Конечно, такой вклад он мог бы внести в биологию, но там он доверил работу Лысенко, этому честному энергичному человеку из народа. Да и больше была заманчива для Сталина математика или хотя бы физика. Все Основоположники бесстрашно пробовали свои силы в этих науках. Просто завидно читать бойкие рассуждения Энгельса о ноле или о минус единице, возведенной в квадрат. Восхищала Сталина и та решительность Ленина, с которой он, юрист, пошел в дебри физики, и там, на месте, распушил ученых, доказал, что материя не может превращаться ни в какую энергию.
Сталин же, сколько ни перелистывал учебник “Алгебры” Киселева и ”Физику” Соколова для старших классов, – никак не мог набрести ни на какой счастливый толчок. Такую счастливую мысль – правда, совсем в другой области, в языкознании, ему подал недавний случай с тбилисским профессором Чикобавой. Этого Чикобаву Сталин смутно помнил, как всех сколько-нибудь выдающихся грузинов: он был посетителем дома Игнатошвили-сына, тбилисского адвоката, меньшевика, и сам фрондер, уже не мыслимый нигде, кроме Грузии. В последней статье, доживи до того почтенного возраста и до того скептического состояния ума, когда начинаешь мало считаться с земным, Чикобава умудрился написать, по видимости, антимарксистскую ересь, что язык – никакая не надстройка, а просто себе язык и что будто бы существует язык не буржуазный и пролетарский, а просто национальный язык. И открыто осмелился посягнуть на имя самого Марра. Так как и тот и другой были грузинами, то отклик последовал в грузинском же университетском вестнике, серенький непереплетенный номер которого с грузинской вязью лежал сейчас перед Сталиным. Несколько лингвистов-марксистов-марристов обрушились на наглеца с обвинениями, после которых тому оставалось только ожидать ночного стука МГБ. Уже намекнуто было, что Чикобава – агент американского империализма.
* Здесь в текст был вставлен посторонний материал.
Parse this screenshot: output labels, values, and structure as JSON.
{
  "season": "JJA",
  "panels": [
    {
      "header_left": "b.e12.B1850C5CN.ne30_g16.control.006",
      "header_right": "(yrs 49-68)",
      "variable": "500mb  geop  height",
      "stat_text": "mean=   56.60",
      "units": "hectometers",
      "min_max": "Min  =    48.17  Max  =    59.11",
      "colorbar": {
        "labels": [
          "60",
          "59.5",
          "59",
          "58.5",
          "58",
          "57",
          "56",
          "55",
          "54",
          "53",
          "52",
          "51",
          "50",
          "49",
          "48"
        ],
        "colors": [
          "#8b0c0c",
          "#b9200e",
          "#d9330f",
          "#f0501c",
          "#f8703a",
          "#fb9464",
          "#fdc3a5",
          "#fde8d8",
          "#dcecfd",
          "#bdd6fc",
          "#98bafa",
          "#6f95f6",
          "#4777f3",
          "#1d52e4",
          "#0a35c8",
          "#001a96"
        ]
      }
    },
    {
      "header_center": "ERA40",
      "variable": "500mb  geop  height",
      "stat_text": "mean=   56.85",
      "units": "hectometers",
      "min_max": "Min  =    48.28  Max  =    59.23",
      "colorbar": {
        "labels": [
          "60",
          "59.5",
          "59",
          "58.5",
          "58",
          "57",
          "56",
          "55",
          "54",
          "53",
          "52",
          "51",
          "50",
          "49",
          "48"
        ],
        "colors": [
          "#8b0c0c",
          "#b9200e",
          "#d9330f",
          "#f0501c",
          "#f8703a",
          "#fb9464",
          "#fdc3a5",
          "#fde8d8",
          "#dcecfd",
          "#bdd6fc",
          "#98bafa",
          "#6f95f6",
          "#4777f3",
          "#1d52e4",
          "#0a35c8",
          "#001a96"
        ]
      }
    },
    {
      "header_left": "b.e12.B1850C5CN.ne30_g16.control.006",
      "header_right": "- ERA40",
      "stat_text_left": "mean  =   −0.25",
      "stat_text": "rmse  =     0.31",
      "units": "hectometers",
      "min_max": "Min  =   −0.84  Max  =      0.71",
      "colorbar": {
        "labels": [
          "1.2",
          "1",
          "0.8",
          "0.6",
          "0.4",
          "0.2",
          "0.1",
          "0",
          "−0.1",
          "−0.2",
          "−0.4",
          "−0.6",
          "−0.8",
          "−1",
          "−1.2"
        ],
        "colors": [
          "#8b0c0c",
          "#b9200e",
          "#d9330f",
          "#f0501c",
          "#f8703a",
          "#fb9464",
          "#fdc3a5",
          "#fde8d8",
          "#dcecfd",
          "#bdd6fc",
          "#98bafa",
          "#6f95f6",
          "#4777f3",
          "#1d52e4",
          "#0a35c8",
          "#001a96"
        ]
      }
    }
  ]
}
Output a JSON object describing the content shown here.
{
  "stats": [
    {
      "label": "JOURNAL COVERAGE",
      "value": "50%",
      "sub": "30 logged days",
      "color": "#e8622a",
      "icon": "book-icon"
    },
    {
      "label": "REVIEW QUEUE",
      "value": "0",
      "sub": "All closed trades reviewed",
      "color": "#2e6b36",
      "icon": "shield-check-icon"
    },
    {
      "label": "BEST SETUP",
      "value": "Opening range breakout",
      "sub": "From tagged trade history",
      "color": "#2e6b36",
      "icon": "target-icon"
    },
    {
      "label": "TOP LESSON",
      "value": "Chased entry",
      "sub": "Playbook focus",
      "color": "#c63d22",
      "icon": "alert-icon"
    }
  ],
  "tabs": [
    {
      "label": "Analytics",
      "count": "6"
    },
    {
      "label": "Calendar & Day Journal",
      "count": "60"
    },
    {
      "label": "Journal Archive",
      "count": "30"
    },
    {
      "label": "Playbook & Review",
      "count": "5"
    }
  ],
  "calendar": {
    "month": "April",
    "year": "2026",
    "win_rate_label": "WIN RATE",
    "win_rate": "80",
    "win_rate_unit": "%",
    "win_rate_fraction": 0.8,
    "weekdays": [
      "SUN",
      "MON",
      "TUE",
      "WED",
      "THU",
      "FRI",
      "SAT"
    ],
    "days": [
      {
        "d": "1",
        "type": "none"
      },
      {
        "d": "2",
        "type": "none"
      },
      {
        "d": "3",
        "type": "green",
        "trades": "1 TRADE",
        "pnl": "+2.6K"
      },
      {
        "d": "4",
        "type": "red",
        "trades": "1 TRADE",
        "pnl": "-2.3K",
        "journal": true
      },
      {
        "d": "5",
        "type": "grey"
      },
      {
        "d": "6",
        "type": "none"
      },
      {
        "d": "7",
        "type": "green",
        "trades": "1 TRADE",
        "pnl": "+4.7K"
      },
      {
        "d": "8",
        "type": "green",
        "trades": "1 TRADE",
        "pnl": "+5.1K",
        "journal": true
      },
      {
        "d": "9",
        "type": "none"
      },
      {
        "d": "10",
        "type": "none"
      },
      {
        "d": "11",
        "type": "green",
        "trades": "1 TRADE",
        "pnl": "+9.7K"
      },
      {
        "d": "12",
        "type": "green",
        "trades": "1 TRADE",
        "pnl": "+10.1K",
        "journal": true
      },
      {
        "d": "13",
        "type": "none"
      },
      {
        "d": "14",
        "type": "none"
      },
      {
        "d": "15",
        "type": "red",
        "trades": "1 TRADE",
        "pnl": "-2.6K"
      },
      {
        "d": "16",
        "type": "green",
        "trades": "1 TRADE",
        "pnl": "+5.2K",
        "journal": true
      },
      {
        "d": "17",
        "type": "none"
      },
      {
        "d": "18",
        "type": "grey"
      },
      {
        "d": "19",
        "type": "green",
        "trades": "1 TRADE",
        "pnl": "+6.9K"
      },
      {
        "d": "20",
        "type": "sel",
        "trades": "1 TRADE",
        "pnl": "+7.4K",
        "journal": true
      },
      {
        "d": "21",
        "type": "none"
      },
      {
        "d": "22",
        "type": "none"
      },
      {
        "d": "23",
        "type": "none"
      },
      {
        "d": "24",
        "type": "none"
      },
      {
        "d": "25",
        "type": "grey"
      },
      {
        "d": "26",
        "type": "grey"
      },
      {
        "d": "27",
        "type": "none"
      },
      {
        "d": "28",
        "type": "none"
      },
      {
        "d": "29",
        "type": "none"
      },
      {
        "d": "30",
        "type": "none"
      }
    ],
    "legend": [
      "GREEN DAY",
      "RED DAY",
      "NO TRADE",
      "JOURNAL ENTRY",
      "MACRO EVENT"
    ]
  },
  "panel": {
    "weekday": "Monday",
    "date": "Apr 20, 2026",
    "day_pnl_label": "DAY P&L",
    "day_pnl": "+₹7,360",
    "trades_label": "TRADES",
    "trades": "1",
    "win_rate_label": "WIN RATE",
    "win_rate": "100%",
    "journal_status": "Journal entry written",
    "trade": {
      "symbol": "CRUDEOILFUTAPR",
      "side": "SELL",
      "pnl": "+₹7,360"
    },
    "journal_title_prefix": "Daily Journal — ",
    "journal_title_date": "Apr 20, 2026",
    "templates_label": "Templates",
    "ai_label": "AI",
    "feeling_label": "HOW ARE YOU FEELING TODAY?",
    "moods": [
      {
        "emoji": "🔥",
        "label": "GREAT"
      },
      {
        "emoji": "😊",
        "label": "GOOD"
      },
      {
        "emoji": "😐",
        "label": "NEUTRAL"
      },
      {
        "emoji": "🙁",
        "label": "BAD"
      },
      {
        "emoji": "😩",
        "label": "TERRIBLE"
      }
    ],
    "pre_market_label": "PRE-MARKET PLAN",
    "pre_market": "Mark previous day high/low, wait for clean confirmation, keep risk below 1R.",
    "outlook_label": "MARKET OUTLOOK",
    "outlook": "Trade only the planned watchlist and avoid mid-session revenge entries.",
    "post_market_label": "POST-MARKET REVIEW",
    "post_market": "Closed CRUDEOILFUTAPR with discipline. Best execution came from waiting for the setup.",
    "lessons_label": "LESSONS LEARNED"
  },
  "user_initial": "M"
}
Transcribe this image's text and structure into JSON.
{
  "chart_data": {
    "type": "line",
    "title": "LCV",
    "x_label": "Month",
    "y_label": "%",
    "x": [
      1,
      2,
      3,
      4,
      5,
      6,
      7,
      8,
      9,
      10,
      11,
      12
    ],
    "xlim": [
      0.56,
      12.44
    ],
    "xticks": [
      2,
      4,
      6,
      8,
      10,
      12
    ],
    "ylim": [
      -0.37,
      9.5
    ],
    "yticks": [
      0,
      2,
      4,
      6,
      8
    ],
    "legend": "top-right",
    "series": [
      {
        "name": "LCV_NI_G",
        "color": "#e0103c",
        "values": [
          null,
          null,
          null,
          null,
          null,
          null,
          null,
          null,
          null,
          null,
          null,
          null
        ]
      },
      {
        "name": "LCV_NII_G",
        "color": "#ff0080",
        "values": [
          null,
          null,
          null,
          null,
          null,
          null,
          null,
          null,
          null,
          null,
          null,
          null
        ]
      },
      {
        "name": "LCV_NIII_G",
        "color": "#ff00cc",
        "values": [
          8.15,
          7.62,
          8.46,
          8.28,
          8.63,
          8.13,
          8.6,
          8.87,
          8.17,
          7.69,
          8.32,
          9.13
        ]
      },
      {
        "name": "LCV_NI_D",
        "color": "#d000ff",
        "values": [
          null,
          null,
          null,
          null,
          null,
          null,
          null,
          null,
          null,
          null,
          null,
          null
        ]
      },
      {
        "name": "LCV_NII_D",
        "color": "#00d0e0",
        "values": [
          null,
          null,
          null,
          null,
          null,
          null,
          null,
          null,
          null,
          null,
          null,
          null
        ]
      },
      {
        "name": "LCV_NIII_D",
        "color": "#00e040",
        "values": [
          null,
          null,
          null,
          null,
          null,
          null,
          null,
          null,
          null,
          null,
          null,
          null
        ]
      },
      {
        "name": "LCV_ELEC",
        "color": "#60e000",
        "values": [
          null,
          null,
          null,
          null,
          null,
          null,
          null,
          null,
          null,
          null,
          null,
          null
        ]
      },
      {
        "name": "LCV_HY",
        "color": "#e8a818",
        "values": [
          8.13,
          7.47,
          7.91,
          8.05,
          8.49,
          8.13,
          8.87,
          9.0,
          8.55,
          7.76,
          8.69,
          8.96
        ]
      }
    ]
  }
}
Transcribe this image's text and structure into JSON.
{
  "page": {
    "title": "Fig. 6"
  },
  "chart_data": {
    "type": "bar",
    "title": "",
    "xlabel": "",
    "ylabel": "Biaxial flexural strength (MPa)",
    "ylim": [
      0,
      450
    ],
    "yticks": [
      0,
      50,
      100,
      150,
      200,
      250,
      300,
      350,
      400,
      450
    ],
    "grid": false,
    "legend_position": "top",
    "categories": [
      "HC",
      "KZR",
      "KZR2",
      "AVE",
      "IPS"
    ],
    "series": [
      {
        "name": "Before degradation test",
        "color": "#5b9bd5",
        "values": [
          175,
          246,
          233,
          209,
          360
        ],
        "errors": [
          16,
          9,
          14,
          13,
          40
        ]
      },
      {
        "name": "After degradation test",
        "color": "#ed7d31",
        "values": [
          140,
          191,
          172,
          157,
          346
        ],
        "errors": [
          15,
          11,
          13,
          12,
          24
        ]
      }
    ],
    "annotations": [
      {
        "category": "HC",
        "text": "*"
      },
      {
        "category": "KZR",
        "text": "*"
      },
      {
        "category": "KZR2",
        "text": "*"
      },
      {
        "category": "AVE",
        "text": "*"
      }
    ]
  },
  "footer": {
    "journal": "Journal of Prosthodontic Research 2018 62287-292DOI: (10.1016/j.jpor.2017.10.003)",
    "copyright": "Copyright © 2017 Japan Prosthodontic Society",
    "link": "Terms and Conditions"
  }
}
И ничто не спасло бы Чикобаву, если бы Сталин не снял трубку и не оставил его жить. Его он оставил жить, а простеньким провинциальным мыслям Чикобавы решил дать бессмертное изложение и гениальное развитие.
Правда, звучней было бы опровергнуть, например, контрреволюционную теорию относительности или волновую механику. Но за государственными делами просто нет на это времени. Языкознание же все-таки рядом с грамматикой, а грамматика по трудности всегда казалась Сталину рядом с математикой.
Это можно будет ярко, выразительно написать (он уже сидел и писал): “Какой бы язык советских наций мы ни взяли – русский, украинский, белорусский, узбекский, казахский, грузинский, армянский, эстонский, латвийский, литовский, молдавский, татарский, азербайджанский, башкирский, туркменский… (вот черт, с годами ему все трудней останавливаться в перечислениях. Но надо ли? Так лучше в голову входит читателю, ему и возражать не хочется) – каждому ясно, что…” Ну и там что-нибудь, что каждому ясно. А что ясно? Ничего не ясно… Экономика – базис, общественные явления – надстройка. И – ничего третьего, как всегда в марксизме. Но с опытом жизни Сталин разобрался, что без третьего не поскачешь. Например, нейтральные страны могут же быть (их доконаем потом отдельно) и нейтральные партии (конечно, не у нас). При Ленине скажи такую фразу: “Кто не с нами – тот еще не против нас”? – в минуту бы выгнали из рядов. А получается так…
Диалектика. Вот и тут. Над статьей Чикобавы Сталин сам задумался, пораженный никогда не приходившей ему мыслью: если язык – надстройка, почему он не меняется с каждой эпохой? Если он не надстройка, так что он? Базис? Способ производства? Собственно, так: способ производства состоит из производительных сил и производственных отношений. Назвать язык отношением – пожалуй, что нельзя. Значит, язык – производительная сила? Но производительные силы есть орудия производства, средства производства и люди. Но хотя люди говорят языком, все же язык – не люди. Черт его знает, тупик какой-то. Честнее всего было бы признать, что язык – это орудие производства, ну, как станки, как железные дороги, как почта. Тоже ведь – связь. Сказал же Ленин: “Без почты не может быть социализма”. Очевидно, и без языка… Но если прямым тезисом так и дать, что язык – это орудие производства, начнется хихиканье. Не у нас, конечно.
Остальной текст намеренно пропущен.